What Needs to Change: From Raids to Restructuring

The ₱15M bust may have disrupted one node of the underground network—but it will grow two more by next week. To win this fight, the Philippines needs to change the rules of engagement. Here’s how:

1. Create a National Vape Registry (NVR)

Make every legal product traceable through a public barcode system. Let consumers scan a device or juice bottle to instantly verify its legality and certification. Reward compliant sellers with visibility and platform priority.

2. Lower the Barrier to Legal Entry

Introduce micro-vendor compliance pathways for small businesses. Give them 6-12 months to get certified, offer digital tax tools, and subsidize testing fees. Don’t price them out of the legal market—they’ll just go underground.

3. Empower Platforms as Gatekeepers

Force e-commerce giants to take responsibility. Mandate integration with the BIR’s excise stamp database. Penalize platforms for hosting unregistered sellers. Make them part of the solution, not passive bystanders.

4. Launch a National Vape Literacy Campaign

It’s time to educate, not just penalize. The average consumer doesn’t know what a PS or ICC label means. Use influencers, TikTok, TV, and barangay-level seminars to show what legal, safe vaping actually looks like.

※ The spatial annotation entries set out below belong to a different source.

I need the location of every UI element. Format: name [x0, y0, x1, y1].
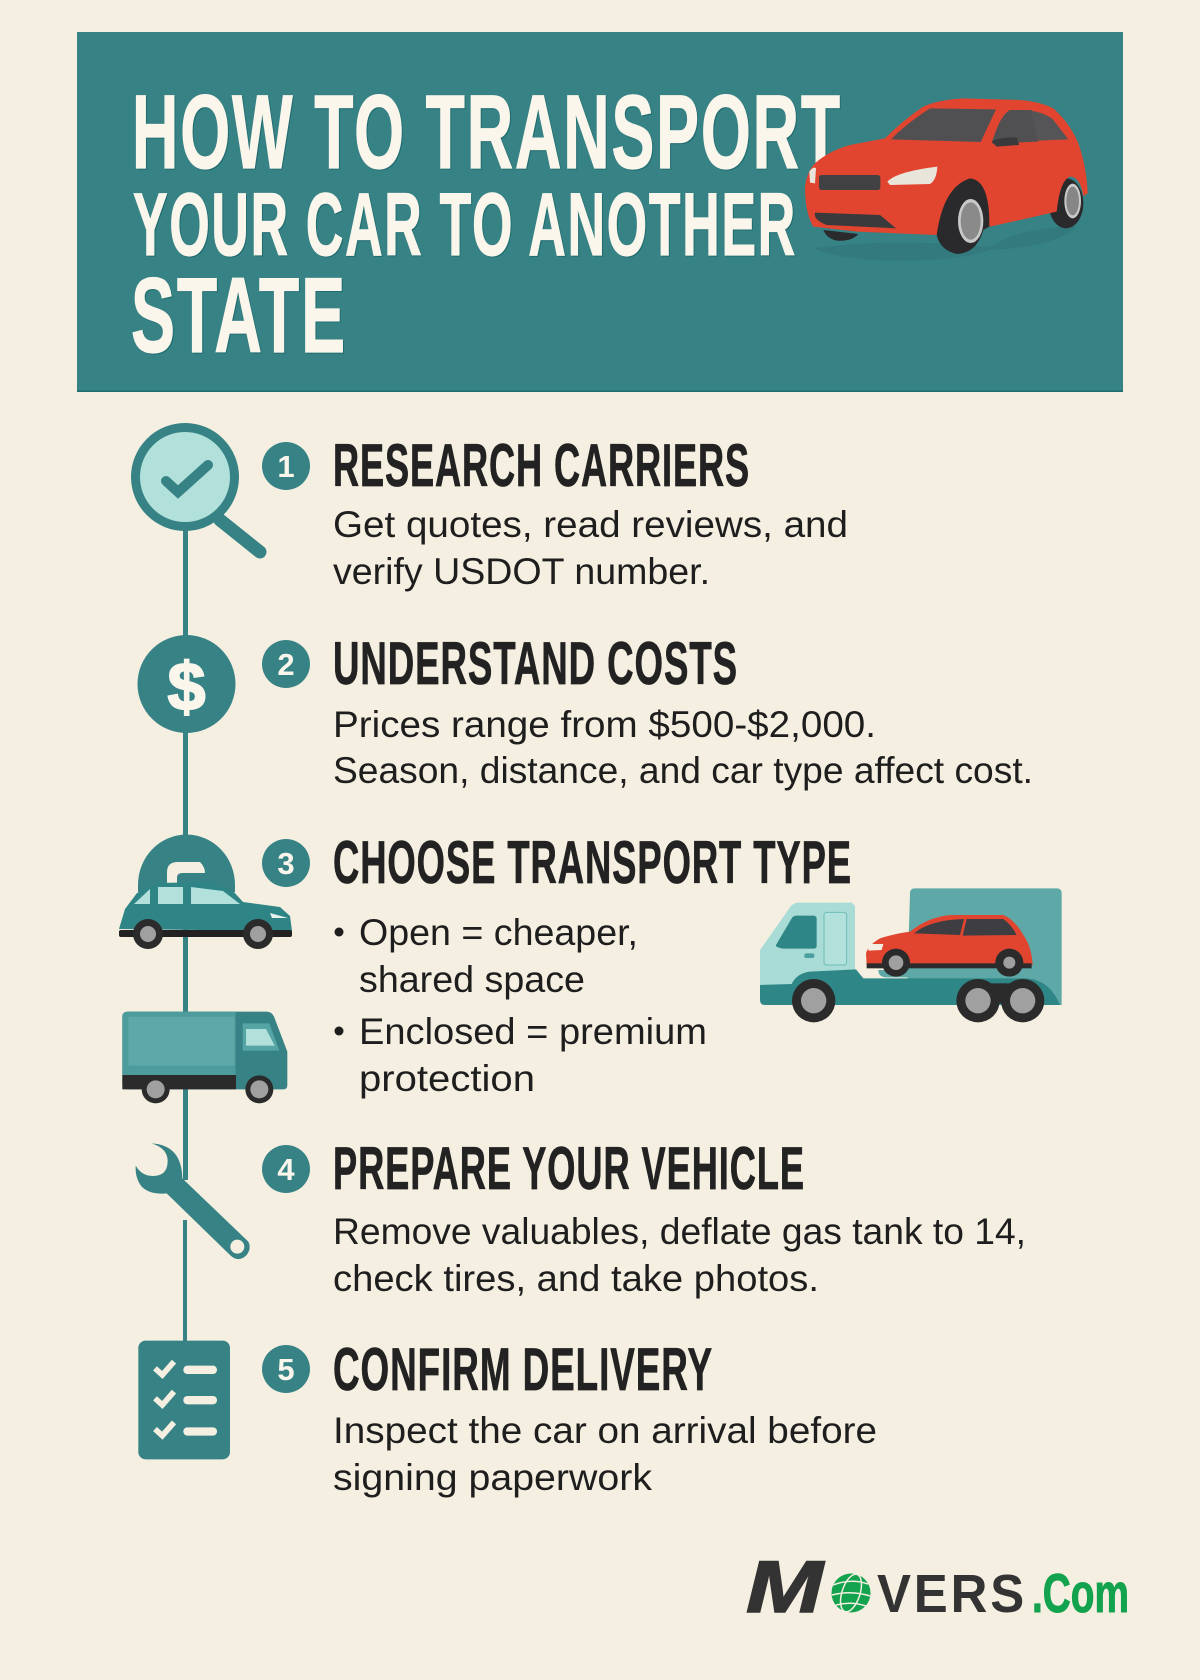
bullets: [334, 912, 707, 1099]
logo: Movers.com: VERS: [877, 1564, 1027, 1624]
heading 2: UNDERSTAND COSTS: [333, 630, 738, 697]
number badge 1: [262, 442, 310, 490]
icon: magnifier with check: [136, 428, 260, 552]
step 1: [262, 432, 848, 592]
timeline line: [183, 520, 188, 1345]
body 1: Get quotes, read reviews, and: [333, 504, 848, 545]
bullets: protection: [359, 1058, 535, 1099]
title: [131, 74, 842, 375]
body 2: [333, 704, 1033, 791]
step 2: [262, 630, 1033, 791]
icon: enclosed truck: [122, 1012, 287, 1103]
body 2: Season, distance, and car type affect cost.: [333, 750, 1033, 791]
icon: wrench: [136, 1143, 250, 1259]
title: STATE: [131, 255, 347, 375]
bullets: Enclosed = premium: [359, 1011, 707, 1052]
number badge 3: [262, 839, 310, 887]
number badge 4: [262, 1145, 310, 1193]
heading 3: CHOOSE TRANSPORT TYPE: [333, 829, 852, 896]
body 5: [333, 1410, 877, 1498]
number badge 5: 5: [277, 1352, 295, 1387]
number badge 4: 4: [277, 1152, 295, 1187]
icon: checklist: [138, 1341, 230, 1459]
body 1: verify USDOT number.: [333, 551, 710, 592]
step 5: [262, 1336, 877, 1498]
heading 5: CONFIRM DELIVERY: [333, 1336, 713, 1403]
body 5: signing paperwork: [333, 1457, 653, 1498]
body 4: Remove valuables, deflate gas tank to 14,: [333, 1211, 1026, 1252]
bullets: Open = cheaper,: [359, 912, 638, 953]
step 4: [262, 1135, 1026, 1299]
body 2: Prices range from $500-$2,000.: [333, 704, 876, 745]
logo: Movers.com: .Com: [1032, 1562, 1129, 1624]
logo: Movers.com: [746, 1547, 1129, 1628]
number badge 2: [262, 640, 310, 688]
icon: dollar coin: $: [168, 649, 205, 725]
body 4: [333, 1211, 1026, 1299]
header banner: [77, 32, 1123, 392]
icon: green globe: [832, 1572, 870, 1614]
heading 1: RESEARCH CARRIERS: [333, 432, 750, 499]
step 3: [262, 829, 852, 1099]
number badge 2: 2: [277, 647, 295, 682]
icon: red car: [805, 98, 1088, 261]
number badge 1: 1: [277, 449, 295, 484]
illustration: tow truck with red car: [760, 888, 1062, 1022]
bullets: shared space: [359, 959, 585, 1000]
body 1: [333, 504, 848, 592]
icon: dollar coin: [138, 635, 236, 733]
number badge 3: 3: [277, 846, 295, 881]
logo: Movers.com: M: [746, 1547, 826, 1628]
number badge 5: [262, 1345, 310, 1393]
body 5: Inspect the car on arrival before: [333, 1410, 877, 1451]
heading 4: PREPARE YOUR VEHICLE: [333, 1135, 805, 1202]
icon: open transport car: [119, 834, 292, 949]
body 4: check tires, and take photos.: [333, 1258, 819, 1299]
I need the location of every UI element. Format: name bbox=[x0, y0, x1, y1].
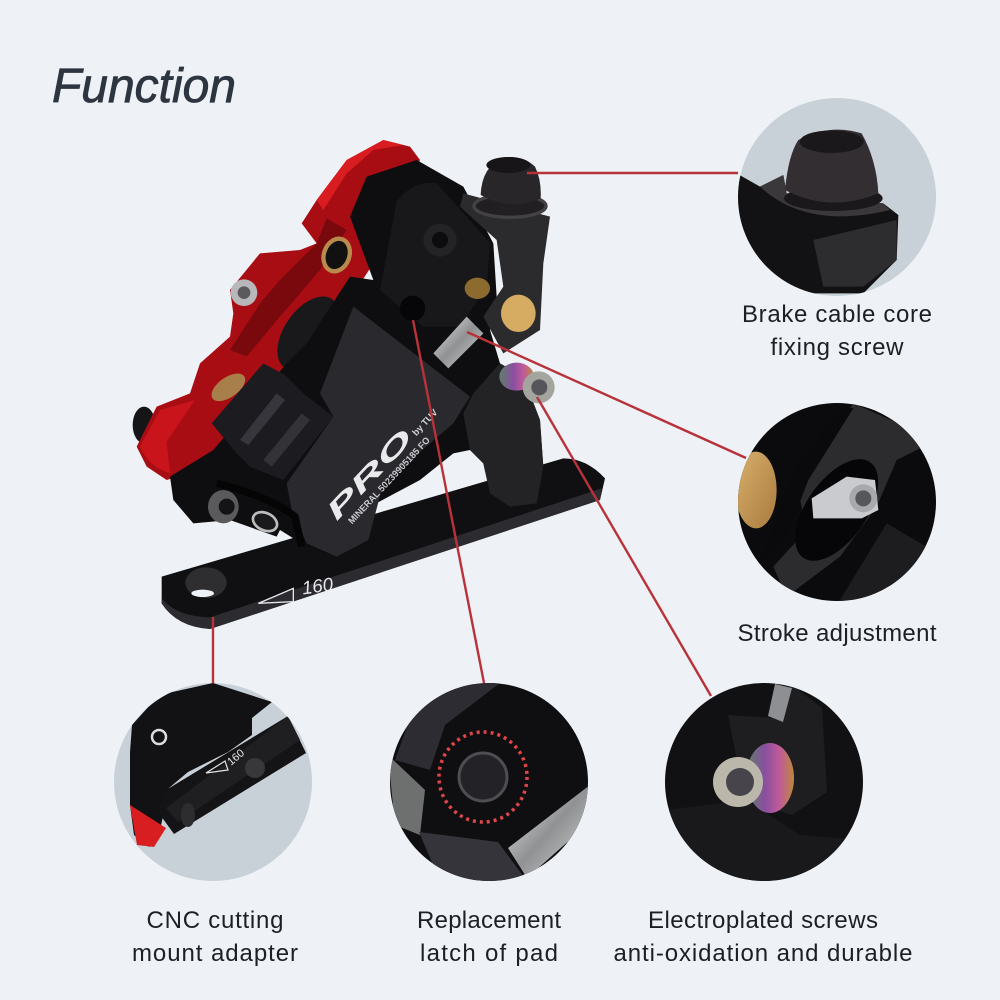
caption: mount adapter bbox=[132, 940, 298, 967]
latch screw bbox=[459, 753, 507, 801]
caption bbox=[417, 907, 561, 967]
lower screws bbox=[208, 490, 239, 523]
detail: mount adapter bbox=[114, 683, 312, 967]
detail: brake cable core fixing screw bbox=[737, 98, 936, 361]
detail: replacement latch bbox=[388, 683, 590, 967]
detail: electroplated screws bbox=[614, 683, 912, 967]
brand marking bbox=[321, 398, 450, 532]
pad latch clip bbox=[212, 363, 333, 480]
caption: Brake cable core bbox=[742, 301, 932, 328]
product: disc brake caliper bbox=[133, 140, 605, 629]
caption: Stroke adjustment bbox=[738, 620, 937, 647]
red body bolt bbox=[231, 279, 257, 306]
mount adapter bbox=[162, 458, 605, 629]
caption bbox=[132, 907, 298, 967]
brand marking: MINERAL 50239905185 FO bbox=[346, 435, 432, 526]
caption: latch of pad bbox=[420, 940, 558, 967]
lower brass washer bbox=[207, 368, 250, 407]
caption bbox=[614, 907, 912, 967]
caption: anti-oxidation and durable bbox=[614, 940, 912, 967]
caption bbox=[742, 301, 932, 361]
black body bbox=[170, 160, 543, 557]
detail: stroke adjustment bbox=[735, 403, 943, 647]
left piston tip bbox=[133, 407, 155, 443]
adapter marking detail: 160 bbox=[225, 747, 247, 768]
body screws bbox=[423, 223, 457, 257]
leader lines bbox=[213, 173, 746, 696]
cable fixing head bbox=[474, 195, 546, 217]
brand marking: by TUV bbox=[410, 407, 440, 438]
caption: Replacement bbox=[417, 907, 561, 934]
upper brass washer bbox=[319, 235, 354, 275]
electroplated bolt bbox=[499, 363, 534, 391]
adapter marking: 160 bbox=[301, 573, 335, 598]
brand marking: PRO bbox=[321, 424, 418, 526]
right arm bbox=[460, 193, 550, 353]
caption: fixing screw bbox=[770, 334, 904, 361]
adjuster pin bbox=[433, 317, 483, 368]
caption: Electroplated screws bbox=[648, 907, 878, 934]
copper pad bbox=[285, 285, 350, 372]
title: Function bbox=[52, 60, 236, 113]
brass adjuster bbox=[501, 295, 536, 332]
rotor recess bbox=[265, 285, 352, 381]
red caliper body bbox=[137, 140, 420, 480]
caption: CNC cutting bbox=[146, 907, 284, 934]
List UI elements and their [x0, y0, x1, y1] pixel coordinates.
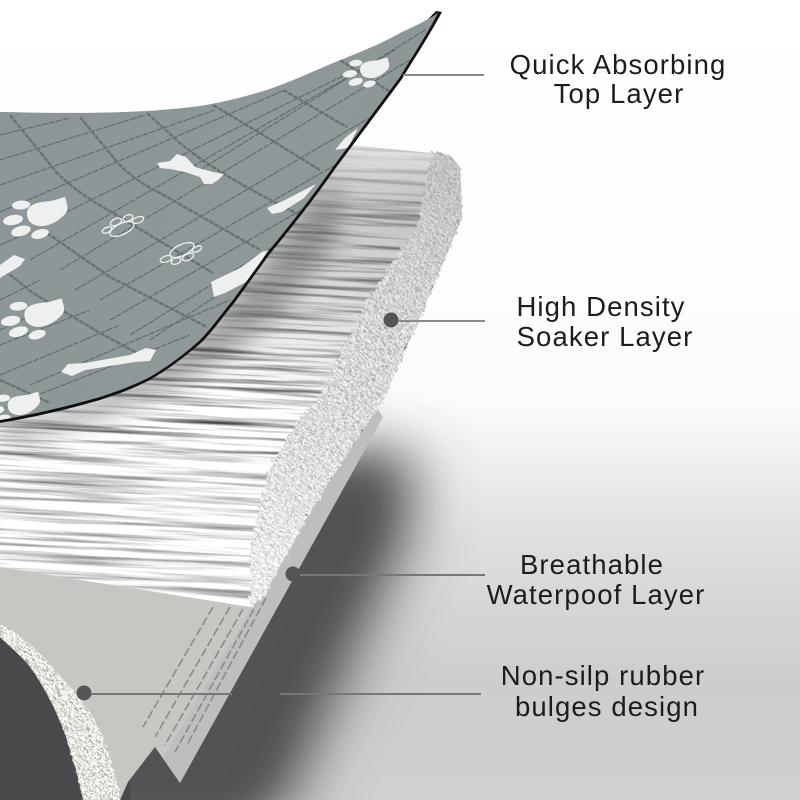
label: Quick Absorbing Top Layer: Top Layer — [554, 78, 684, 109]
label: High Density Soaker Layer: High Density — [516, 291, 686, 322]
sheet black edge — [0, 11, 442, 423]
label: Non-silp rubber bulges design: bulges design — [515, 691, 699, 722]
soaker foam edge — [248, 150, 463, 608]
label: Non-silp rubber bulges design: Non-silp rubber — [501, 660, 705, 691]
label: Breathable Waterpoof Layer: Waterpoof Layer — [487, 579, 705, 610]
stitched seams — [143, 598, 266, 752]
fine stitched lines — [0, 30, 425, 410]
callout: dot and leader lines to rubber bulges — [76, 686, 481, 700]
panel: quilted top layer sheet — [0, 11, 442, 427]
label: Quick Absorbing Top Layer: Quick Absorbing — [510, 49, 726, 80]
icon: outlined paw prints — [101, 213, 203, 266]
callout: leader line to top layer — [403, 74, 484, 76]
waterproof strip highlights — [163, 403, 383, 783]
callout: dot and leader line to soaker layer — [384, 312, 485, 328]
icon: bones and cut-off shapes — [0, 128, 358, 376]
quilting grid lines — [0, 60, 395, 403]
panel: breathable waterproof layer and backing — [0, 403, 383, 800]
label: High Density Soaker Layer: Soaker Layer — [517, 321, 693, 352]
icon: paw prints — [0, 57, 389, 427]
rubber bulges band — [0, 620, 125, 800]
callout: dot and leader line to waterproof layer — [286, 566, 485, 582]
panel: high density soaker layer — [0, 145, 463, 608]
label: Breathable Waterpoof Layer: Breathable — [520, 549, 664, 580]
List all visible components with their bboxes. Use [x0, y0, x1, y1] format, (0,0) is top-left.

Final Thought: This Isn’t a Vape Problem—It’s a System Problem

What happened in Tondo is the inevitable result of a fractured system. Legal pathways are convoluted. Enforcement is reactive. Consumers are left in the dark. And the black market? It thrives in the chaos.

If the Philippines is serious about protecting its youth, collecting taxes, and promoting safer alternatives to smoking, it must move beyond seizures and into smart, scalable regulation. The raid was dramatic. What we need next is decisive policy evolution.

Because in the long war between compliance and chaos—raids alone won’t win. Systems will.